Ce mot ouvre en moi un frisson. Étrange mélange intérieur d’interdit, de douceur, d’envie et de musique.
Le voyage comme un appel. Oui un appel à un pas de côté, un regard neuf, à ouvrir une part d’inconnu, cueillir une incertitude. Sans forcément ni train, ni avion. C’est un instant ouvert. J’y entre. Je l’explore, je le reçois. Je pars, je bouge. Je quitte, je reviens. Permanent déséquilibre du temps.
Le voyage comme une voix, échappée en musique. Les notes résonnent en mon corps, ouvrent des nuances, des rencontres, des émotions, soulèvent vagues, remous, douceur, bien-être et bien plus encore. C’est un paysage sonore où les sons prennent couleurs et m’entraînent en des méandres inédits. Émotions encore pour dire l’indicible, le non-dit. Une voix, que dis-je, des voix. La tienne, toi que je rencontre, que je découvre, la leur, eux qui croisent mon chemin, mes explorations, la vôtre, amis, familles, proches que j’accueille, sans lassitude ni habitudes. Sonorité incessante de l’espace.
Le voyage comme une voie. Une intuition de ne jamais rester sur l’acquis, l’assis, le bétonné. Toujours partir un peu plus loin pour bâtir. Poser le pas suivant comme un départ. Ni fuite, ni désordre, ni angoisse, juste un pas de côté décalé, permissif, inventif. Une voie ? Mais il n’y en a pas qu’une… et heureusement ! Car chaque voie est une et unique à l’heure où on l’explore, la déflore, la goûte et l’écoute.

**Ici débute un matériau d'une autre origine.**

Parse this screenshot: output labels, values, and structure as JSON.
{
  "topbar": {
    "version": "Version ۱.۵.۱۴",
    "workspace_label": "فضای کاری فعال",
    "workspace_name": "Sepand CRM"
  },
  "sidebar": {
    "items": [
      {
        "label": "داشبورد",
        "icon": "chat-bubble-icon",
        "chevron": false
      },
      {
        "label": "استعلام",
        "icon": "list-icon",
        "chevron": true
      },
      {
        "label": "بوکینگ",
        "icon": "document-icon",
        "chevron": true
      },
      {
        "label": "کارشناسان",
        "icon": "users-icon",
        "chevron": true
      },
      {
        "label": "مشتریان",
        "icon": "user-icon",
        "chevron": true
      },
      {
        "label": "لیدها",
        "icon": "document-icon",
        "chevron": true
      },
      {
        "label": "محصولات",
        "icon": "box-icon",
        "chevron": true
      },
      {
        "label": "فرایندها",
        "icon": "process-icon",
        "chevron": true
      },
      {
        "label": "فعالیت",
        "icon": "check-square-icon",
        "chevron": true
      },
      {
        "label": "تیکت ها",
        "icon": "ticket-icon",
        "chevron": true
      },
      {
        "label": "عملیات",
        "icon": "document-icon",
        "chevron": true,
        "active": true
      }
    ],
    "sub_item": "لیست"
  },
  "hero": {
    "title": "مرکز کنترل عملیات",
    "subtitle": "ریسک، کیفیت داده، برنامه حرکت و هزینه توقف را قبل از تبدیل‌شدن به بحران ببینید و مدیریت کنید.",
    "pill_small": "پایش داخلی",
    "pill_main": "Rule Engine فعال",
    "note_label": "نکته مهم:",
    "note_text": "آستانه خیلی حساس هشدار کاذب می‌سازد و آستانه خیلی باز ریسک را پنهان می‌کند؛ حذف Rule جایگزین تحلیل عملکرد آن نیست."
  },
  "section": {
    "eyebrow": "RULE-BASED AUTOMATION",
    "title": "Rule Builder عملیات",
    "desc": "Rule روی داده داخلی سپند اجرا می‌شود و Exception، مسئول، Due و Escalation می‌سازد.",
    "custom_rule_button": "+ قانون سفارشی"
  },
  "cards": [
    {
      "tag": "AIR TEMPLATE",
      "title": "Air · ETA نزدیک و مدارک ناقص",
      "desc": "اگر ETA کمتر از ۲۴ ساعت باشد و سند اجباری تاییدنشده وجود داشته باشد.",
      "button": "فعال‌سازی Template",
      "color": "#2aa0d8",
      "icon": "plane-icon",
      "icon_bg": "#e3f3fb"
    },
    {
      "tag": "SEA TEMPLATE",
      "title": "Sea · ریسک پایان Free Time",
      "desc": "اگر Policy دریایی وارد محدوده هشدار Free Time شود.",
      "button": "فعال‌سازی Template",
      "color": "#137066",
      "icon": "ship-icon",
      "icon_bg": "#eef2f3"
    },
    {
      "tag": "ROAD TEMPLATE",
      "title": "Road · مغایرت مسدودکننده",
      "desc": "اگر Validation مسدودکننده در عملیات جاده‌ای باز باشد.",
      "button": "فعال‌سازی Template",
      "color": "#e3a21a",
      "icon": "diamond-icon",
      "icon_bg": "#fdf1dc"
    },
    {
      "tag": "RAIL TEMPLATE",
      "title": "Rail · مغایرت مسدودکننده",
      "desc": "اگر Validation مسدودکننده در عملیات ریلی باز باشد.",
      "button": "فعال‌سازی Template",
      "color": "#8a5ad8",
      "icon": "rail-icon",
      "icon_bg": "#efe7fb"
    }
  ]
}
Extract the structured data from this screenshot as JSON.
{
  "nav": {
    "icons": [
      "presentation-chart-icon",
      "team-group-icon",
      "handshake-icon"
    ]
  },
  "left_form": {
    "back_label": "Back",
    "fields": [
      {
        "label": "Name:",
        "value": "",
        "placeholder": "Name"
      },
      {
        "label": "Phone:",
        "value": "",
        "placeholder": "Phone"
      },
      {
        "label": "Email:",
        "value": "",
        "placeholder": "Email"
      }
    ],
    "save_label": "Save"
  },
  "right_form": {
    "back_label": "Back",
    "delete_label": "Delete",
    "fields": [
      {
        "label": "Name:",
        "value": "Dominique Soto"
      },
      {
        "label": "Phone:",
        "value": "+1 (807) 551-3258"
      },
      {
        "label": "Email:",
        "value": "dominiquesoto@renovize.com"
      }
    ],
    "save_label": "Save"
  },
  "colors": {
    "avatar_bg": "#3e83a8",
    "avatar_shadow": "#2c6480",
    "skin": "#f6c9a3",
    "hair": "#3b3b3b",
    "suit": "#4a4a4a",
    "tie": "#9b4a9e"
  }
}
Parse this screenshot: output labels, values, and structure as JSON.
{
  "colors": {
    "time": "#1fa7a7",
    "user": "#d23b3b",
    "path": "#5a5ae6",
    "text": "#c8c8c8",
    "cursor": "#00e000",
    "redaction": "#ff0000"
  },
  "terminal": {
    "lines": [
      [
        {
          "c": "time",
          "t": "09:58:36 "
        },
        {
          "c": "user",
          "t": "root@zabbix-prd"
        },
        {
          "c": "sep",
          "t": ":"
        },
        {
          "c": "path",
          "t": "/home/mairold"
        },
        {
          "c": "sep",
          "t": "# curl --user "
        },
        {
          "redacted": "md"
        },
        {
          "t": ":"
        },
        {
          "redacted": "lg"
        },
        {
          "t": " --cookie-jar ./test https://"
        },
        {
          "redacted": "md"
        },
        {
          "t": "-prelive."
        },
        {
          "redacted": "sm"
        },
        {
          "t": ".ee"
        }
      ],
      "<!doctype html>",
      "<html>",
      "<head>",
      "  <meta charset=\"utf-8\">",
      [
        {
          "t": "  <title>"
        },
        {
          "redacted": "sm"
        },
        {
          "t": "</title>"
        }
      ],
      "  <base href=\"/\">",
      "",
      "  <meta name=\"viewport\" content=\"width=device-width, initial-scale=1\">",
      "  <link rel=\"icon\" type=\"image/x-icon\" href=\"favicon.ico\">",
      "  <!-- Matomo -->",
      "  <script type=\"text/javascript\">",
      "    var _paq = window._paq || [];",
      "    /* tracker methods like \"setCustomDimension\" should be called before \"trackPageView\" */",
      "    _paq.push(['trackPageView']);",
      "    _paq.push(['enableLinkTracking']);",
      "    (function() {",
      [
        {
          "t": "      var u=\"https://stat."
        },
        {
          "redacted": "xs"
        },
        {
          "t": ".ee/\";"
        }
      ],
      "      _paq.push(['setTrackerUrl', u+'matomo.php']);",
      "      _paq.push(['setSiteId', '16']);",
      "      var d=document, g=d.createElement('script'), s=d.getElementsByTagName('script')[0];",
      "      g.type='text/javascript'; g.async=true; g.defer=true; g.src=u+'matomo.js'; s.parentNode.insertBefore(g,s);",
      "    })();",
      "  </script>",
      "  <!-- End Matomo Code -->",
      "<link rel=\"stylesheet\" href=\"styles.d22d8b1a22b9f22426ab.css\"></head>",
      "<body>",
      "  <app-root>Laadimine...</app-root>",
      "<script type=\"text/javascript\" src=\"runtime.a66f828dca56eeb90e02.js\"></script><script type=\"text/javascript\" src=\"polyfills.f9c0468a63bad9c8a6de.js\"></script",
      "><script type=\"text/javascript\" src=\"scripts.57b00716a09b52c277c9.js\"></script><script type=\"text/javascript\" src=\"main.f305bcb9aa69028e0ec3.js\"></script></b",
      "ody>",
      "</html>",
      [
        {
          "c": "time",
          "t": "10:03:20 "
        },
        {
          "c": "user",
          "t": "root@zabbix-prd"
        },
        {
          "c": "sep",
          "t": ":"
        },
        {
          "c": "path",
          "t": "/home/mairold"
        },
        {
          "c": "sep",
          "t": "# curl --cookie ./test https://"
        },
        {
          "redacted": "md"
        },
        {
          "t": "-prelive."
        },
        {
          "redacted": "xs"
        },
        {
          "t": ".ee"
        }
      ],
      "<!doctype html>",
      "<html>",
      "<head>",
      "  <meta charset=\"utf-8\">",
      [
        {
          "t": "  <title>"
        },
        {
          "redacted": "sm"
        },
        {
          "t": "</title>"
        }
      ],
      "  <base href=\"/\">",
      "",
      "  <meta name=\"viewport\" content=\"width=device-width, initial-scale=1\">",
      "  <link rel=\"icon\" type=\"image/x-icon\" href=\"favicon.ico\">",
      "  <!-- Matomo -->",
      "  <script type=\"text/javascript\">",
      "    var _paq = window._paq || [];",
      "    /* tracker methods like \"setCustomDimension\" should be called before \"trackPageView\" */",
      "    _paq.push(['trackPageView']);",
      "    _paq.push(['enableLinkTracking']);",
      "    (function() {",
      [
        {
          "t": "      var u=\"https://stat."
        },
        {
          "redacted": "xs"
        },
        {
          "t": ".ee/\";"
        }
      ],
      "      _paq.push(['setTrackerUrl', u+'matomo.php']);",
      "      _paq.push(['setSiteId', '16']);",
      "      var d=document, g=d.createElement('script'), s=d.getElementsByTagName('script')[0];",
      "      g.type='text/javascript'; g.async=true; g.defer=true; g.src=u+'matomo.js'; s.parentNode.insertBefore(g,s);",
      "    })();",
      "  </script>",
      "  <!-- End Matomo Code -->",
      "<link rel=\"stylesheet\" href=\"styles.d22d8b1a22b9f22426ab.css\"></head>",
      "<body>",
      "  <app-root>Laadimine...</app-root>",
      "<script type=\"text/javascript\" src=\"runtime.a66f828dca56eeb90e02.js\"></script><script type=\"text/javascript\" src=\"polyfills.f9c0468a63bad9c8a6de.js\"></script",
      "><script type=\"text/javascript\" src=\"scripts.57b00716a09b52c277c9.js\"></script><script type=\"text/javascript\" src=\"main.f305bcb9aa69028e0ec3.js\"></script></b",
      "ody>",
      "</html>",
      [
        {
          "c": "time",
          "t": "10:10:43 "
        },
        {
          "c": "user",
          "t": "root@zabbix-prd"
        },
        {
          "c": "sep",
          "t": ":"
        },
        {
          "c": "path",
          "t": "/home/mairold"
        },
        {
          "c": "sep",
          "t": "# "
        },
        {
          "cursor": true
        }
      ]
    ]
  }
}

Humble discrétion de l’inédit.
Quand on n’y prend garde, le voyage peut être agression. De voyageur on devient voyeur, dans le geste, la parole ou le regard. Voyager, se nourrir, engranger, cueillir, rencontrer peut se transformer en voracité, en rapt, en viol, en prise d’otage du lieu, de l’instant, de celui qu’alors je ne respecte plus. Je ne suis plus veilleur du meilleur et de l’inattendu, encore moins d’un élan. Je vole, j’abîme comme un voyageur rageur et ravageur. Férocité de l’égoïsme.
Il n’y a d’âge pour le voyage. Il prend la figure du nôtre, reflète nos impatiences, comme nos timidités. Tente de répondre à nos attentes, d’apaiser nos urgences. Faut-il beaucoup de kilomètres pour voir ce qui vit là-bas, loin, derrière les monts et les mers ? Ou plus simplement, aller au-devant de ce qui vient sans prévision ? J’ai voyagé je crois, de milles manières, de milles couleurs, de milles instants, sans toujours le savoir. Le temps m’a appris. Nous sommes en voyage, toujours, aujourd’hui et rien ne peut ternir la richesse de ce présent.